Tuesday, February 03, 2009

First Time at the Opera

Dear Giacomo,Giacomo Puccini

A little over a week ago, I took my first trip to the opera since grade school. Given my rationale for going then (a day without class is better than a day with class), I believe this was the first true opportunity of my adult life to appreciate the beauty of the opera.

First, I must say that the most striking thing about Madama Butterfly--and what I expected the least--was the set. Although the set consisted of but a single location, it seemed that it might be more appropriate to a Broadway Musical than an opera stage. I know you didn't really have anything to do with the scenery of this performance, but I cannot help but thank you for picking such a beautiful setting for your work. I only wish the video gave justice to the scenery.

I must also complement your soprano for the performance, Patricia Racette. She certainly does bring the emotion into her singing that this piece requires--and the endurance. From Cio-Cio San's first entrance in Act I, she hardly leaves the stage, and she is part of nearly every piece. No wonder there's a long intermission!

And I couldn't help but feel sorry for Cio-Cio San's misguided hope in "Un bel Di Vendremo". Knowing (from the program notes and the pre-opera lecture) that Pinkerton has long ago abandoned her, it was painful to see such hope and longing.

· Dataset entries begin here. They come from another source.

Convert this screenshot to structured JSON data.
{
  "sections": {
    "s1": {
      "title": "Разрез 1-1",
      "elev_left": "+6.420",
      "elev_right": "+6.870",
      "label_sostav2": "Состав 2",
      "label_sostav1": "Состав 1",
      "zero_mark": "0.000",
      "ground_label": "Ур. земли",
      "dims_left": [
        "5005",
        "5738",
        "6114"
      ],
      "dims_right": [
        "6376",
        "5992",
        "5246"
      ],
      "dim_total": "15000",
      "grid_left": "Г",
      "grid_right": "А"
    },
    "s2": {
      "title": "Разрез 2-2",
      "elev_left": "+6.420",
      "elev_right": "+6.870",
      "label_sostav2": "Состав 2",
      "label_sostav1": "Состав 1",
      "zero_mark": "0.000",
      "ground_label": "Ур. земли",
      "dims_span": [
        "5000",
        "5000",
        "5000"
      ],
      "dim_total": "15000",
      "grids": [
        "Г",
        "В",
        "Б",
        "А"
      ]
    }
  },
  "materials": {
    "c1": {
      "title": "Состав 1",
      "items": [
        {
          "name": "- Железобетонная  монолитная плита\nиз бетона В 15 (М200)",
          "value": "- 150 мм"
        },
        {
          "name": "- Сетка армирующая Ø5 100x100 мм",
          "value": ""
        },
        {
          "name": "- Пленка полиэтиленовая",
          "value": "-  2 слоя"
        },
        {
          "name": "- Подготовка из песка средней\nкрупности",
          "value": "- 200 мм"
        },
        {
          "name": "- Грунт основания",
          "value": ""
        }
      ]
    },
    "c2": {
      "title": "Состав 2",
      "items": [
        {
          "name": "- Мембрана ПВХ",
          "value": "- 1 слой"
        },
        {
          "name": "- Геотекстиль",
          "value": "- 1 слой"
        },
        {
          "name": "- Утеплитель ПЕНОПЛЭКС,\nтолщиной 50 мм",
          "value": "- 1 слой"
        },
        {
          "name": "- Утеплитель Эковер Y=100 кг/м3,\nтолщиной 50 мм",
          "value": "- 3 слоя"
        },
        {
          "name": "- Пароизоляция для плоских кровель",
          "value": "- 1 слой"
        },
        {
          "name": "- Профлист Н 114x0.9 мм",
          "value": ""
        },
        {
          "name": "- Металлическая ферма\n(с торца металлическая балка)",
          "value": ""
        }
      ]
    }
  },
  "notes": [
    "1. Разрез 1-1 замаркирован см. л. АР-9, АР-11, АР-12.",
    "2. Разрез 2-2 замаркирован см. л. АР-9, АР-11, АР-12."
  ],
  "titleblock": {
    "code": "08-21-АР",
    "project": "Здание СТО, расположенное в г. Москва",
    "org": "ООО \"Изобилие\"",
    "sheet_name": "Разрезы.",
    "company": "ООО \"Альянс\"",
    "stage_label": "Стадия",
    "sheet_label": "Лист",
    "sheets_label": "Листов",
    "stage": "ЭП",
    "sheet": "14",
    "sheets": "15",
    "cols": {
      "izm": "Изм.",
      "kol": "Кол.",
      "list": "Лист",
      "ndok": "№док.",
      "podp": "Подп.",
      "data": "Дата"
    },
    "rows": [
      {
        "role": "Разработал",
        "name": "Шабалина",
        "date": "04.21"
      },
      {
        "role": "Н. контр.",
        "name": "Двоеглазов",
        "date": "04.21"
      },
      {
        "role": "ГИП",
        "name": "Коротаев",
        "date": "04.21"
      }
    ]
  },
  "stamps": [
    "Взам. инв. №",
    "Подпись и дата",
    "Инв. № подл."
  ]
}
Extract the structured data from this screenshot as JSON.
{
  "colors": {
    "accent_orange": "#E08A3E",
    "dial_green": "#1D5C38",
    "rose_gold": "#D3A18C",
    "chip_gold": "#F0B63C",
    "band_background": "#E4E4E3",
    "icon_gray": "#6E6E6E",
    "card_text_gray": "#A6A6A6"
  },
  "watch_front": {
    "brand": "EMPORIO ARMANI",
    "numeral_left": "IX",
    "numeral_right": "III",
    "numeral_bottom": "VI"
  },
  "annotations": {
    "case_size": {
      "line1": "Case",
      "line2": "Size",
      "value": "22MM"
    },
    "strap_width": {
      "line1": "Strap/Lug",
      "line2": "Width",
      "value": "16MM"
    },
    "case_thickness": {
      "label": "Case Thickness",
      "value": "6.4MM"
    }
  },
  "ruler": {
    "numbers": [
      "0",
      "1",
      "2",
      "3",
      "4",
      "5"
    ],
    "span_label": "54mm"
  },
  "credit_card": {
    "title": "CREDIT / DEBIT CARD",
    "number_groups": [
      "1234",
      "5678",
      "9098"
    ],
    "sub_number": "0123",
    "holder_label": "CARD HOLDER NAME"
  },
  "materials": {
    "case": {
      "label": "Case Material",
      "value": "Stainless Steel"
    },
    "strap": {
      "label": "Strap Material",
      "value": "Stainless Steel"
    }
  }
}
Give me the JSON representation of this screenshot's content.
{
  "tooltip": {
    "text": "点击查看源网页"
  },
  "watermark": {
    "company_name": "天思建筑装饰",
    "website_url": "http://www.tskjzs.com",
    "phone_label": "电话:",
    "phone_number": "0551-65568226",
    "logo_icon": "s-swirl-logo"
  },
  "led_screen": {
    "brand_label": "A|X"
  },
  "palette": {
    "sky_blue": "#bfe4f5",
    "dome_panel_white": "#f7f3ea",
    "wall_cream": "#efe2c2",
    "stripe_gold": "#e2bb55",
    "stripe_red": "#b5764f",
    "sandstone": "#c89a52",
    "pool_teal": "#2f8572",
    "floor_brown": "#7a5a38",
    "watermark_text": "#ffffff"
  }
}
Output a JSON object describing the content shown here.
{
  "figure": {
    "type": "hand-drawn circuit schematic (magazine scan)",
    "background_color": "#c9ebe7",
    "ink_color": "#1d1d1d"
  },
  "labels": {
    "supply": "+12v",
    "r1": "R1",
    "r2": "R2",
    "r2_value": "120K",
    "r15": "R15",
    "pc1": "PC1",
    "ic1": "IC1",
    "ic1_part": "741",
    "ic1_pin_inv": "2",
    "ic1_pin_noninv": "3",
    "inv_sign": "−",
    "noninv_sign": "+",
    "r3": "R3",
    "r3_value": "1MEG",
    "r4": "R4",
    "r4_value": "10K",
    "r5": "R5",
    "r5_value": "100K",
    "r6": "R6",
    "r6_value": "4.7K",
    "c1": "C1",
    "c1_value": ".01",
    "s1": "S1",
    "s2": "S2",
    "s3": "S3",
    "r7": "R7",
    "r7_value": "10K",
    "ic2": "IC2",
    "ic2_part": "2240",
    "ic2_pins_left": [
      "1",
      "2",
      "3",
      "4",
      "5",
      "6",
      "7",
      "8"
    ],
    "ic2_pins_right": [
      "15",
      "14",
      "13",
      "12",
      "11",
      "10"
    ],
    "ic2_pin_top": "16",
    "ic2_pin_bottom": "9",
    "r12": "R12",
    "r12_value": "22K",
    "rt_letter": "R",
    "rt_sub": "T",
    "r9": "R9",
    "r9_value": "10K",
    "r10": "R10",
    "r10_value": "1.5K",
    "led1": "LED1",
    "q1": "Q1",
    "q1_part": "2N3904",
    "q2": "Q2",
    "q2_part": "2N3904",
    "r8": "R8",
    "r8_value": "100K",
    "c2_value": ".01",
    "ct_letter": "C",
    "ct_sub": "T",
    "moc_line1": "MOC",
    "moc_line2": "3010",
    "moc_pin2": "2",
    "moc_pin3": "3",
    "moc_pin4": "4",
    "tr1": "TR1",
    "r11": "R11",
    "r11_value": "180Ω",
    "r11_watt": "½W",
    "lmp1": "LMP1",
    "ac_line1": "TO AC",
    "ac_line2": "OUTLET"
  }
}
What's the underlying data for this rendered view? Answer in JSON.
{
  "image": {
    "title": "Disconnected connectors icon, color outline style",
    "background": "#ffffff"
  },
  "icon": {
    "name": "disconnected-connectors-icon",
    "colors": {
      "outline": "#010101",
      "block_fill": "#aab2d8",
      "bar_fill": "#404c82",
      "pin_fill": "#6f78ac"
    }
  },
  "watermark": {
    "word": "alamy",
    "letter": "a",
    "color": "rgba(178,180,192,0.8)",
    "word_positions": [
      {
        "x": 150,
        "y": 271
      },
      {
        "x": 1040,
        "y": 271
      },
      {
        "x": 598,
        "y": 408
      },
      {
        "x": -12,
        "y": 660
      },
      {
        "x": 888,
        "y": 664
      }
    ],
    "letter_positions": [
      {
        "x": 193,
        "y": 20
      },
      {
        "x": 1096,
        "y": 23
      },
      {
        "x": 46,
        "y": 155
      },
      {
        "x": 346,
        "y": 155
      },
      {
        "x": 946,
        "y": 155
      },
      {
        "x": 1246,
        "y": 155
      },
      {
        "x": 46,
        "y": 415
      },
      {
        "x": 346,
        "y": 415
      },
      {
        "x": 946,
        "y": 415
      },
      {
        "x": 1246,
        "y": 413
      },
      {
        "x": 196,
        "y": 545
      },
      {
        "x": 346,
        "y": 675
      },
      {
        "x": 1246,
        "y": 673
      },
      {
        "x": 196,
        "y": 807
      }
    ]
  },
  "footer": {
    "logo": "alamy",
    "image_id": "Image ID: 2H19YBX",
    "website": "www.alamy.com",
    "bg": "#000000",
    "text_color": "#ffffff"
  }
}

And truly, your music was lovely. It captured the emotion wonderfully--the soaring love duet and the pain of the end of your story.

My only complaint about the opera (and I'm sure this will not endear me to BRD), is that the plot moves slowly. For all the beauty of the music, I couldn't help but want to shout, "Get on with it!" But then, I'm accustomed to movies, musicals, and TV, where plot is quick, and the focus is on the acting rather than the music. If it weren't for the beauty of the set, I might have preferred to listen to a recording.

As it was, I thank you, Giacomo, for your work of beauty, and for sharing such a pitifully sad story. I look forward to my next opera (so long as it isn't the 5-hour Tristan and Isolde and only hope it might be as beautiful as this one.



brd said...

It was "Un bel di" when I discovered opera for the first time. And for me opera is an art of developing discovery. That development is expressed, in a way, by the credits at the end of the first YouTube video that you posted. It encourages folks not to miss "the Butterfly" that is being produced by the Chicago opera. Yes, "the Butterfly". As I look back over the years I have listened to opera, I remember operas by production. It is an art of the whole--the house, the sets, the costumes, the vocalists, the lighting. It is such a complete art form. The score and lyrics are, of course, the ground upon which all of this is built, but with each new production is new wonder. Your appreciation of the set for this, your first "Butterfly" will remain in your memory, as will the beauty of Patricia Racette's voice, and the tragedy of Cio-Cio San's tale.

cadh 8 said...

Yes, one cannot go to the opera for adventure or even really for plot at all, although some operas have wonderful plots. But the story itself is not the point. It is the musical telling of the story that is what makes opera special. In fact, sometimes when you get the plot summary of an opera you wonder how that is even a story. But the beauty is in the telling, I guess.

cadh 8 said...

Oh, by "adventure" I meant a fast paced plot that keeps you on the edge of your seat. Certainly a trip to the opera can be an adventure!

brd said...

One thing that I love to do is go to You Tube and choose an aria, like "Un bel di" and then listen to a dozen or so different performers do their renditions. This has been very helpful to me in really coming to understand the subtleties of vocal differences and why certain performers are known for certain strengths and weaknesses. For instance Maria Callas (Great emotion), Montserrat Caballe (Technically incomparable), and Renee Fleming (Rich and contemporary in style).